Thursday, April 22, 2010

Place For You

Then when the Lord your God brings you to the land He promised your ancestors Abraham, Isaac, and Jacob to give you---a land with large, fine cities you did not build – Deuteronomy 6:10 (NET)

As Israel is on the verge of entering into their long-awaited land of promise, after forty years of wandering in the wilderness, Moses speaks to the people and reminds them of their God’s faithfulness to His covenant with Abraham, Isaac, and Jacob. Along with that, he reminds them of the covenant that God had made with His people forty years prior, at Mount Sinai, which had as its basis, the statement that “The Lord is our God, the Lord is one! You must love the Lord your God with your whole mind, your whole being, and all your strength” (6:4-5). In His faithfulness, due to His love for His people, not only was God going to be bringing them into a land of promise, but He was going to provide in super-abundance, doing more than they would have asked or thought. He was going to deliver to them “large, fine cities” which they “did not build” (6:10b).

Through His servant Moses, God informed His people that the cities would consist of “houses filled with choice things you did not accumulate, hewn out cisterns you did not dig, and vineyards and olive groves you did not plant” (6:11a).

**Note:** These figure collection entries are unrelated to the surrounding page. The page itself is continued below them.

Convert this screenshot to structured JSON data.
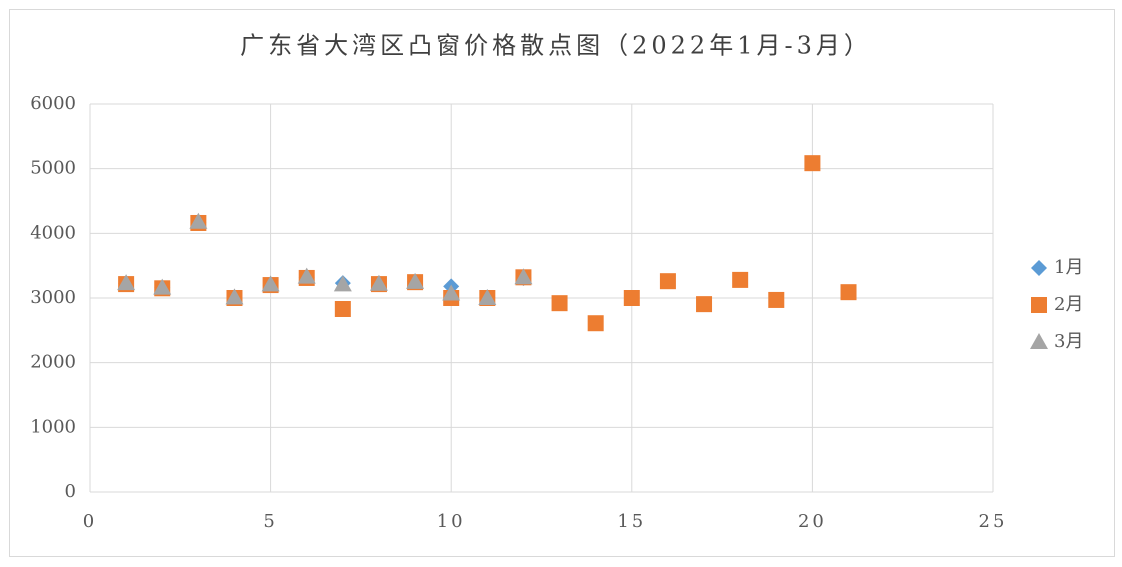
{
  "chart_data": {
    "type": "scatter",
    "title": "广东省大湾区凸窗价格散点图（2022年1月-3月）",
    "xlim": [
      0,
      25
    ],
    "xticks": [
      0,
      5,
      10,
      15,
      20,
      25
    ],
    "ylim": [
      0,
      6000
    ],
    "yticks": [
      0,
      1000,
      2000,
      3000,
      4000,
      5000,
      6000
    ],
    "grid": true,
    "legend": "right",
    "series": [
      {
        "name": "1月",
        "color": "#5b9bd5",
        "marker": "diamond",
        "x": [
          1,
          2,
          3,
          4,
          5,
          6,
          7,
          8,
          9,
          10,
          11,
          12
        ],
        "values": [
          3220,
          3160,
          4170,
          3010,
          3200,
          3320,
          3230,
          3220,
          3250,
          3180,
          3010,
          3310
        ]
      },
      {
        "name": "2月",
        "color": "#ed7d31",
        "marker": "square",
        "x": [
          1,
          2,
          3,
          4,
          5,
          6,
          7,
          8,
          9,
          10,
          11,
          12,
          13,
          14,
          15,
          16,
          17,
          18,
          19,
          20,
          21
        ],
        "values": [
          3215,
          3150,
          4160,
          3000,
          3200,
          3310,
          2830,
          3215,
          3245,
          3000,
          3000,
          3320,
          2920,
          2610,
          3000,
          3260,
          2905,
          3280,
          2970,
          5085,
          3090
        ]
      },
      {
        "name": "3月",
        "color": "#a5a5a5",
        "marker": "triangle",
        "x": [
          1,
          2,
          3,
          4,
          5,
          6,
          7,
          8,
          9,
          10,
          11,
          12
        ],
        "values": [
          3230,
          3160,
          4180,
          3010,
          3210,
          3330,
          3210,
          3220,
          3250,
          3070,
          3000,
          3320
        ]
      }
    ]
  }
}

God told His people that from these things, they would “eat your fill” (6:11b). Of course, with the super-abundance of blessings that were being bestowed upon them, there would be a temptation to forget the One that brought them into the place of blessed promise. After speaking of the good things that were going to be coming their way, due to God’s faithfulness, they receive a reminder of that very faithfulness, with an exhortation to their own faithfulness to the covenant, saying “be careful not to forget the Lord Who brought you out of Egypt, that place of slavery” (6:12). In this passage that is undergirded by their God’s sovereign faithfulness, as He demonstrates His power to fulfill His promises, we learn about a place that God has prepared for His people. God was taking His people into that which represented the very first part of His creation that He intended to be redeemed and restored.

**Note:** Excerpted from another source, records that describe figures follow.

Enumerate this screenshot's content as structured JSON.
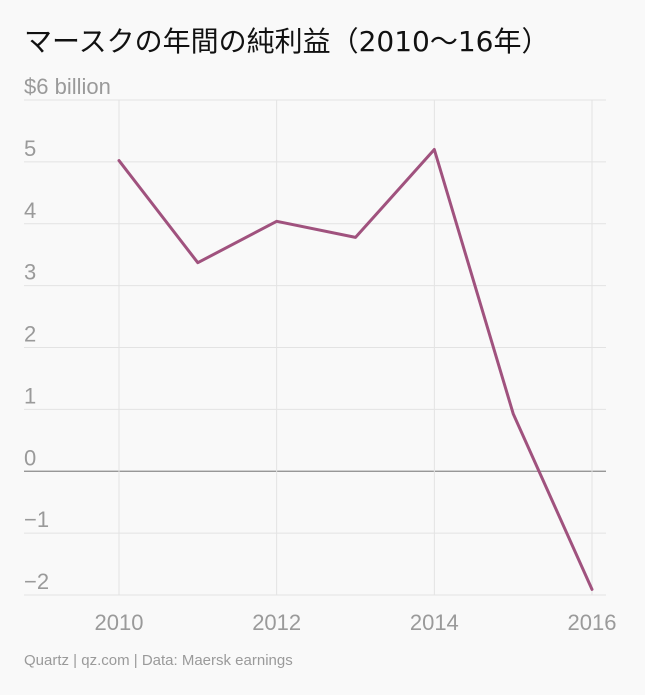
{
  "chart_data": {
    "type": "line",
    "title": "マースクの年間の純利益（2010〜16年）",
    "unit_label": "$6 billion",
    "x": [
      2010,
      2011,
      2012,
      2013,
      2014,
      2015,
      2016
    ],
    "series": [
      {
        "values": [
          5.02,
          3.37,
          4.04,
          3.78,
          5.2,
          0.93,
          -1.91
        ]
      }
    ],
    "xticks": [
      "2010",
      "2012",
      "2014",
      "2016"
    ],
    "xtick_values": [
      2010,
      2012,
      2014,
      2016
    ],
    "yticks": [
      "−2",
      "−1",
      "0",
      "1",
      "2",
      "3",
      "4",
      "5"
    ],
    "ytick_values": [
      -2,
      -1,
      0,
      1,
      2,
      3,
      4,
      5
    ],
    "xlim": [
      2009,
      2016.2
    ],
    "ylim": [
      -2,
      6
    ],
    "grid": true,
    "line_color": "#a0527e",
    "source": "Quartz | qz.com | Data: Maersk earnings"
  }
}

As we consider that preparation, our thoughts should be quickened to the words of Jesus that we find in the Gospel of John. In the fourteenth chapter of that Gospel, we hear Jesus saying, “There are many dwelling places in My Father’s house” (14:2a). As it was for Israel, so it was for Jesus’ disciples. Moses, the deliverer of Israel, had spoken to the people of the covenant about the land of the Father’s promise---the land in which God said that He would dwell with His people---telling them that it possessed many dwelling places for them. Here, Jesus, the deliverer of a renewed Israel, speaks to the people of the renewed covenant about the land of the Father’s promise---the place in which His people will one day dwell with Him---also telling them that it was a place of many dwelling places. These words from Jesus mark the beginning of what is generally known as His “farewell discourse,” as they follow the “last supper” and Judas’ having gone out to complete his betrayal of Jesus. As He is now on the path to the cross, Jesus says, “I am going away to make ready a place for you” (14:2c).

He knew where He was going, and as Israel’s Messiah, He knew what it was that His death would accomplish. He knew that He was going down into the curse of death on behalf of His Israel, but did so in a complete trust in the promise-keeping God of Israel---Whom He trusted with His whole mind, being, and strength---to fulfill the expectations of His promise, to raise up Messiah from the dead, to conquer death through that Resurrection, and to inaugurate the kingdom of heaven in a radically transformed creation in which Jesus reigned and Resurrection power was available through the agency of the Spirit for all those who were moved to a trusting allegiance to Him as Lord and King, for the purpose of bringing God’s glory to bear in this world.

Because Jesus spoke constantly of the kingdom of God on earth, when He says that He is going to make ready a place for His disciples, we can understand that He is speaking of the kingdom of God that was going to be established with His Resurrection. This would be completely in line with the Jewish worldview, which looked to a resurrection of the righteous dead and a restoration of the creation to a pre-fall condition, with God as ruler through His Messiah. For Israel, and Jesus as the representative of Israel, this would be a world in which renewal had been commenced, in which heaven was going to breaking in and shining forth through God’s covenant people. When Jesus says “if I go and make ready a place for you, I will come again and take you to be with Me, so that where I am you may be too” (14:3), He seems to be speaking of His Resurrection, as we consider the Apostle Paul’s repeated insistence that all those that trust in Jesus as King, will be raised up from the dead in the exact same way in which He was raised up from the dead---into a world now subject to the kingdom of God and Jesus as its ruler. Finally, because He had spoken so many times of His death and His Resurrection, Jesus rather pointedly says to His disciples, though they never grasped the message or wanted to believe it, that “you know the way where I am going” (14:4).